Comment by enobrev
4 months ago
Probably a bit rude, but maybe we can all agree to accept "fork off" as an acceptable, concise, and descriptive answer to unwanted requests.
4 months ago
Probably a bit rude, but maybe we can all agree to accept "fork off" as an acceptable, concise, and descriptive answer to unwanted requests.
Self-plug for a tongue-in-cheek license I wrote to say exactly that, for exactly this reason :) https://codeberg.org/klardotsh/fork-off-public-license
Fully agreed. FOSS maintainers don't owe you anything. You can ask for whatever you want, politely, but accept no or "maybe when I have the spoons, which may be never" as an answer, and don't push.
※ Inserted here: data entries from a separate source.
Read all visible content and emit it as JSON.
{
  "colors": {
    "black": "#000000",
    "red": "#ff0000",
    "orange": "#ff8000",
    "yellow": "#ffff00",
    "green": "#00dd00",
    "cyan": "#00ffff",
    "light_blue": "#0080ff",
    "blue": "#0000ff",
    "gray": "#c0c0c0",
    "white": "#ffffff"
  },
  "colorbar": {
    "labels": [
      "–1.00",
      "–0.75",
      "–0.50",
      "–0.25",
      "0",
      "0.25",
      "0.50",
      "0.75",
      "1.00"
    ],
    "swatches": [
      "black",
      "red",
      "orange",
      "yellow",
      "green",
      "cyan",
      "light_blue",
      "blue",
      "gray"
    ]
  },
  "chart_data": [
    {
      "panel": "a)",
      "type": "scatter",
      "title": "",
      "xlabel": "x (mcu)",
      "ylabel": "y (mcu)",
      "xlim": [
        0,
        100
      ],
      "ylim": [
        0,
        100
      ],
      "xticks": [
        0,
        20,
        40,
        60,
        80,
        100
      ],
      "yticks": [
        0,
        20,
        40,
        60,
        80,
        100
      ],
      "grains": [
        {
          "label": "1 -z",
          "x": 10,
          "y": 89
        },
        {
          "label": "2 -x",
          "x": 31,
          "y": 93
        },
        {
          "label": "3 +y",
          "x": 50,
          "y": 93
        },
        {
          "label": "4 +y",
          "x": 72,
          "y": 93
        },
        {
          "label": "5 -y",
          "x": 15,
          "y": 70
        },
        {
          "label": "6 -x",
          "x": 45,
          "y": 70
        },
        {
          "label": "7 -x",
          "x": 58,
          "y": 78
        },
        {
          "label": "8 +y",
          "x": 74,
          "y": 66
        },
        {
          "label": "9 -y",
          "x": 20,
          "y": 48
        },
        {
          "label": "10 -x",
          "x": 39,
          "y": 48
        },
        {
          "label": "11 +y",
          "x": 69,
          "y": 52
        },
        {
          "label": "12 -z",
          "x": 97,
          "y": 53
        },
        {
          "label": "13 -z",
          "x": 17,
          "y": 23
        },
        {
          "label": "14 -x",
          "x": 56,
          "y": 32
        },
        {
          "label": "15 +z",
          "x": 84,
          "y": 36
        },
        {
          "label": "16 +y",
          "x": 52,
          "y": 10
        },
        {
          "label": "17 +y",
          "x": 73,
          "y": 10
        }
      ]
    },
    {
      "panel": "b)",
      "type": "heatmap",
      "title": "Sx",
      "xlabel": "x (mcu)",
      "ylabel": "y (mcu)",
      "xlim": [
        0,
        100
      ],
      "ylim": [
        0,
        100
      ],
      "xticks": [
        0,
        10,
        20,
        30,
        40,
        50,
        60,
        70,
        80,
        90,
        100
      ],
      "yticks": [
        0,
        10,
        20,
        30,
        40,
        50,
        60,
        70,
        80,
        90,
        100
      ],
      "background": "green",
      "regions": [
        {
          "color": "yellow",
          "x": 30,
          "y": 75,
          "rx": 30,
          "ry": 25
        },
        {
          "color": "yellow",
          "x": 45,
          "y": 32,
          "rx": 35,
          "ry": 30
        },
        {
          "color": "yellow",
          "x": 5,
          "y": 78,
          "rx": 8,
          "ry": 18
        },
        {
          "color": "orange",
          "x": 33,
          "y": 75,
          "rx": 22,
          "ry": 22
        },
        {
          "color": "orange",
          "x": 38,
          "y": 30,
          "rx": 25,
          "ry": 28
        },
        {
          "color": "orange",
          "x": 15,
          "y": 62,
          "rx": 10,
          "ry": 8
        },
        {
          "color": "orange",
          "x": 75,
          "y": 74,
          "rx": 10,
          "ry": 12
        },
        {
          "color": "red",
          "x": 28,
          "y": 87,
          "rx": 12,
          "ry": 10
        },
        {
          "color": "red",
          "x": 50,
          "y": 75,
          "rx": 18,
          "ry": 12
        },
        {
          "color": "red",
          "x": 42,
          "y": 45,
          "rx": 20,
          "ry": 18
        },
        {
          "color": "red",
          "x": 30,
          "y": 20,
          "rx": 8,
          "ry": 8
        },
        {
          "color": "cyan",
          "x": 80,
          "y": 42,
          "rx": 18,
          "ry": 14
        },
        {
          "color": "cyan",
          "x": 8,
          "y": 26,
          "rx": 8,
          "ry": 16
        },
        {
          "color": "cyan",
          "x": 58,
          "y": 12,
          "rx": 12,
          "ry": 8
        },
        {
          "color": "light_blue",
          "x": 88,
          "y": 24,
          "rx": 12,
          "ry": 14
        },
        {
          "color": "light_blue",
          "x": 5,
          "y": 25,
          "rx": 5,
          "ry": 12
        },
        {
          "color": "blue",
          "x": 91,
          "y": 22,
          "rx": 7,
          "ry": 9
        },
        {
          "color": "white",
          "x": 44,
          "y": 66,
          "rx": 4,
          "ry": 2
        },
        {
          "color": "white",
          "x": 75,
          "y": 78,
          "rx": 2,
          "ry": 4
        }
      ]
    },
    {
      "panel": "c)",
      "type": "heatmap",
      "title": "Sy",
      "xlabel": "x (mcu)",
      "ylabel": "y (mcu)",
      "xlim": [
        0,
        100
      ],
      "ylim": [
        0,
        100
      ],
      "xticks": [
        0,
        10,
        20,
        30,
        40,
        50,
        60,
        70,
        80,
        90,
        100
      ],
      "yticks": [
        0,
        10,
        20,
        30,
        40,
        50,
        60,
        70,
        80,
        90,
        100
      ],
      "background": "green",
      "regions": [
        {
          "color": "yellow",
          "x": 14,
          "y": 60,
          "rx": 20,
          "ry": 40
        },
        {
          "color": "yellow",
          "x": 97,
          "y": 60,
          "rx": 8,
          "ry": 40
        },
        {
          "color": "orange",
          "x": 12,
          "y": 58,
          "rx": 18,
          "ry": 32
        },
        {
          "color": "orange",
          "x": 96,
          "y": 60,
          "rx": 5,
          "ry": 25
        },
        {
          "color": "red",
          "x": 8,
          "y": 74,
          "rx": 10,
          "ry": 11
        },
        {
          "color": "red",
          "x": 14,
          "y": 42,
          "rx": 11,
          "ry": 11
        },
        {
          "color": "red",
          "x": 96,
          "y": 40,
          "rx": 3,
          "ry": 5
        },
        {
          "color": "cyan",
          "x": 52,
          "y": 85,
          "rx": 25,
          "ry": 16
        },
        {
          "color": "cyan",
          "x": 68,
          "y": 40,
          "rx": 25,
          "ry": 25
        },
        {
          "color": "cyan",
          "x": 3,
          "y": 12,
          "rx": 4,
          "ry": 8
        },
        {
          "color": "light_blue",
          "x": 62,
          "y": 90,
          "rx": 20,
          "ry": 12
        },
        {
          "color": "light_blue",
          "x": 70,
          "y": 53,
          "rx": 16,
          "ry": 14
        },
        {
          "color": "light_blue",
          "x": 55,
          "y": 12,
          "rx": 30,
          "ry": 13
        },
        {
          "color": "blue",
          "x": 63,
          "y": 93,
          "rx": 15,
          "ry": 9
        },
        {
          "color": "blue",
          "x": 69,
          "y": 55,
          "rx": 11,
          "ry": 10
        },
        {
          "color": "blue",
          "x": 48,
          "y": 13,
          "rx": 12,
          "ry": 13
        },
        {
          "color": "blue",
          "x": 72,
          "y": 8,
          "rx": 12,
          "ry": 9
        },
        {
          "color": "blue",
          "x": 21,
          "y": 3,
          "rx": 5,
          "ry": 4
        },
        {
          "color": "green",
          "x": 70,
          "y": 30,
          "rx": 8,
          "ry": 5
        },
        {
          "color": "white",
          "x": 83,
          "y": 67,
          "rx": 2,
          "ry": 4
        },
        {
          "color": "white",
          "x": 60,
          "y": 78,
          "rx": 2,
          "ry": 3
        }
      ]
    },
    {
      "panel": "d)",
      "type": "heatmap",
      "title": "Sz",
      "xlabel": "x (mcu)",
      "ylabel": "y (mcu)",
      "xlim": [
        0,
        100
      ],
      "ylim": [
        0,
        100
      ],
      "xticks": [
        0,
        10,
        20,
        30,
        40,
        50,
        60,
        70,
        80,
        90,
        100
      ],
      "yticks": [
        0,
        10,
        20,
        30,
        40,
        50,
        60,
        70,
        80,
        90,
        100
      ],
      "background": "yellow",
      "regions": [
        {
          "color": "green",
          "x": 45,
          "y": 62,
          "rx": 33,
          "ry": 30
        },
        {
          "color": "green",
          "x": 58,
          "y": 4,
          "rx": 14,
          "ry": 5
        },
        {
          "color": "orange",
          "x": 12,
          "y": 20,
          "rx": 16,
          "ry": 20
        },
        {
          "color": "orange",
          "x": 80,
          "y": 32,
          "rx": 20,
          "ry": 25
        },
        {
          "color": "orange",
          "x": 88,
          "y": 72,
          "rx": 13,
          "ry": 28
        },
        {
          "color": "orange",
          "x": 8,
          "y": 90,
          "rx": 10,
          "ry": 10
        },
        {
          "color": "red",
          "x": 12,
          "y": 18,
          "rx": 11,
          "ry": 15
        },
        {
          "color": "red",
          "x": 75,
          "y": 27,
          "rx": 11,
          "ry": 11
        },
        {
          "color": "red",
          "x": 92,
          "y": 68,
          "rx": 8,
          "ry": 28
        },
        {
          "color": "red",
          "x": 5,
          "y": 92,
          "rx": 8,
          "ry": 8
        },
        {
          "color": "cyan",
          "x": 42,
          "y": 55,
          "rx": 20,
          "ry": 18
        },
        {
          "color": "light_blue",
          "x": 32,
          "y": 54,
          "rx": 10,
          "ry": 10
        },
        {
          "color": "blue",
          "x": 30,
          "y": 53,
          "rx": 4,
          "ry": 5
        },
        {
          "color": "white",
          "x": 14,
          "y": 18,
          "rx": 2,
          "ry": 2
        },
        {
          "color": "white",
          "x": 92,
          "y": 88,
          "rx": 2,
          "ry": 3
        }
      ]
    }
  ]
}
> If you've received source code with this license attached, you are free to build, run, and/or redistribute it.
Maybe insert a few more rights here, like "modify"?
Sure! Maybe I'll finally get a v0.99 or a v1.0 together one of these days.
“Go fork yourself.”
i'd go with "go fork it yourself". more correct, and less direct. makes it more like a creative insult where the recipient has to think whether they have actually been insulted or not.
I've enjoyed using "Looking forward to your fork/PR!" for a long time now. Caveat: I dont have any big projects nor anything that brings me money or fame. It is possible my slightly snarky responses have limited the projects' potential so consider what you're trying to get out of your open source before following any advice.